Tuesday, February 26, 2013

What Is Knowledge?

I'm working a on stand-alone page with this title. This morning's post is a preliminary sketch of it. Comments, questions, and criticisms are welcome.

In my seminars I present three mutually reinforcing definitions of knowledge.

1. Knowledge is justified, true belief. It is not enough that you believe something; what you believe also has to be true. And it is not enough that you happen to hold a true belief if that belief is based on a mere prejudice. You must have a good reason to believe, a justification. Finally, do note that it is not enough that something be true and justified; you must also believe it. That's not actually a trivial point; many scholars today are coming to the cynical realization that speaking their minds may not be the best way to advance their careers. They would be better off, they think, saying entirely orthodox, reliably publishable things. However strategically wise that may be, it is important to me to emphasize that, lacking belief, such writers are not writing down what they know. That aside, they may be behaving in a perfectly rational manner.

The problem with this definition, in any case, is that it construes knowledge as some exalted "state of mind". One might think the goal is simply to get into that state and stay there. The second definition, while it does not reject the first, is intended to introduce a more social and dynamic atmosphere.

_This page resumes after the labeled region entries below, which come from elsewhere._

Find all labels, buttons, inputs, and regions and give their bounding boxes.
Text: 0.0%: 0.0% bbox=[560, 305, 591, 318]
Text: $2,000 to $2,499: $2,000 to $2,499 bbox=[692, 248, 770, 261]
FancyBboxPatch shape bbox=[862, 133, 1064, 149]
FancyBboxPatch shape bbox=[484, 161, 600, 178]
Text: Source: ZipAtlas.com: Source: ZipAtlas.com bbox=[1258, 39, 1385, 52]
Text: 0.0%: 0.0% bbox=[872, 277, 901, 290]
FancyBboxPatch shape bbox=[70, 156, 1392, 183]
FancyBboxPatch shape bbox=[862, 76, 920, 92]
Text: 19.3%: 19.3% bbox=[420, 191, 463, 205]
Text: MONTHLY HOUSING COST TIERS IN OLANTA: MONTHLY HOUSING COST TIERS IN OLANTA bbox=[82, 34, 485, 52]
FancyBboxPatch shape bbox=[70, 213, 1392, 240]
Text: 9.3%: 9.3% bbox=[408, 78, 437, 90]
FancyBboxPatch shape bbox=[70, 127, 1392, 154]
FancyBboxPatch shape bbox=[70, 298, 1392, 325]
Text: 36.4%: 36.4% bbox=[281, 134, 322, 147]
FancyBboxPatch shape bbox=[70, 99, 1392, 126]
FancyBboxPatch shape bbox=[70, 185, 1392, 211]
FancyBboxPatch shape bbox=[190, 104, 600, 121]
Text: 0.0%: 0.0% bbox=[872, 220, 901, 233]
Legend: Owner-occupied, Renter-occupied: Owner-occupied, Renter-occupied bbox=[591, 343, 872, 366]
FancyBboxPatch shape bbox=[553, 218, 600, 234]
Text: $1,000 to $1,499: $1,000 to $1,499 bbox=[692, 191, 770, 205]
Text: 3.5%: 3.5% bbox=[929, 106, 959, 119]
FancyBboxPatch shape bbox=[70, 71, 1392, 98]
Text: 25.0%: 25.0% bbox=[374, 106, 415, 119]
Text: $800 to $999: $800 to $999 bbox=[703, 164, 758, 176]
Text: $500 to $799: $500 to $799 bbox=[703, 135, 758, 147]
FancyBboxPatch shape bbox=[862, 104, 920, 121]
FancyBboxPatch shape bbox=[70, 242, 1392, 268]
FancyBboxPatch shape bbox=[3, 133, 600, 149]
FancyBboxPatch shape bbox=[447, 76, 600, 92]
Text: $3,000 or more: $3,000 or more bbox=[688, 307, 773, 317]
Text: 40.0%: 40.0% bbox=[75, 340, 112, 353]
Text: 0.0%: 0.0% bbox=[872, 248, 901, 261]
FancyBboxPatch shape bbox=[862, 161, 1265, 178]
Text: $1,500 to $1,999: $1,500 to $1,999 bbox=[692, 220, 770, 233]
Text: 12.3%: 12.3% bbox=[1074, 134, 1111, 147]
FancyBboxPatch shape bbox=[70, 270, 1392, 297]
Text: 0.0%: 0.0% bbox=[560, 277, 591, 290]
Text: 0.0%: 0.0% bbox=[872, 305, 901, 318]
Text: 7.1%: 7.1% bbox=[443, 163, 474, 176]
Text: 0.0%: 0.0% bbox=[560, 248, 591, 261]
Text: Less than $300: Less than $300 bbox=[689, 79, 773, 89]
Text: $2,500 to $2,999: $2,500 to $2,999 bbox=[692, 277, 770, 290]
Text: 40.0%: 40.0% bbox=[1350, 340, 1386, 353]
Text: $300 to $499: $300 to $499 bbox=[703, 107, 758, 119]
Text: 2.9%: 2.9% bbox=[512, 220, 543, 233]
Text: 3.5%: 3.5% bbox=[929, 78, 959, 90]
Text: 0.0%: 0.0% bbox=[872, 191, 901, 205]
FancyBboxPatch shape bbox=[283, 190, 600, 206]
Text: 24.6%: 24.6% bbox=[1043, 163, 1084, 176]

2. Knowledge is the ability to hold your own in a conversation with other knowledgeable people. These other people are your peers and it is no particular mystery who they are or what they know. There is no circularity here because, in academic life, they are given in advance of your own knowledge project. After much study, you know something when you can have sustained intellectual discussion about it with them. This doesn't have to mean they already knew what you have learned (although many of the things you come to know are known by others before you). It just means that you don't know until you can talk to them about it. Moreover, you may know (as proven by your ability to converse) without causing them to know. You may fail to persuade them.

The last definition is intended to get us squarely into the problem of writing.

3. Knowledge is the ability to compose a coherent prose paragraph in 27 minutes. A paragraph is at least six sentences and at most two-hundred words long. It makes a single well-defined claim and offers support for it. You know something if working for 27 minutes at composing such a paragraph is a meaningful activity for you. (27 minutes is a rough, ballpark figure that usefully divides the hour into two half hours including a 3-minute break. Some people know how to write 18 and even 13 minute paragraphs. Some people need longer, but I recommend training yourself to be able to do it in 27, from both a quality and quantity point of view.)

This post isn't quite a paragraph (and isn't quite three paragraphs either) but it does suggest something of what I'm talking about. My claim to know what knowledge is depends, minimally, on my ability to write a paragraph that identifies and describes the three aspects I've just mentioned. Even better, I claim to have the ability to write three full paragraphs in about an hour and a half, one for each definition. I could also converse intelligently about what knowledge is with any number of knowledgeable peers, including, even, professional philosophers, although here I think my knowledge would begin to run into its limits, as is only fitting.

How much and how well we know something will be shown in our mastery of specific discourses. There is no simple shame in ignorance. But to think one knows something, when one is unable to converse about it or write about it, is a bit, to my mind, foolish. Conversely, to think one does not know something one has not talked about with anyone, and has not tried to write down, is not humble but vain. One has avoided knowing that one does not know.

The regular habit of writing down what you know will help you distinguish what you know from what you don't know. It will also help you better understand what knowledge is.

2 comments:

fjb said...

In the spirit of friendly amendment: In the first of your three definitions of knowledge, it isn't clear to me in what sense you mean that "cynical" writers may be writing or publishing things that they do not believe. Is it that that they are actually writing things that they either take to be false or are just agnostic about (but that will be "acceptable"); or that they are writing down things that they believe, in the minimal sense of holding them to be true, but do not "believe in" (i.e. believe to be important, interesting, and genuinely worth asserting as well as true)? This dichotomy might be too simple, but it looks to me as though there's a slide in your expression of this point - perhaps as a result of associations between "justified, true belief" as an account of knowledge and a relatively "thin" understanding of what counts as believing something.

Thomas said...

I agree that there's some conceptual slippage there. What I like in the JTB definition is that it gives you three questions to ask when trying to pick something to write down:

Is it true?
Is it justified?
Do I believe it?

Now, we might say: "If I didn't think it was true I wouldn't believe it, would I? So those are the same issue."

My point here is just that there is temptation to write things that are "true" but not really among your beliefs. (We can imagine someone who knows he should believe something but just can't bring himself to. I'm like this about a number of things.)

There is also a temptation to write falsehoods that can be justified. Sticking to things you actually believe, i.e., beliefs you hold (and I suppose, yes, that this means think they are important in some sense) will keep you working near core of your strength, which will keep you balanced.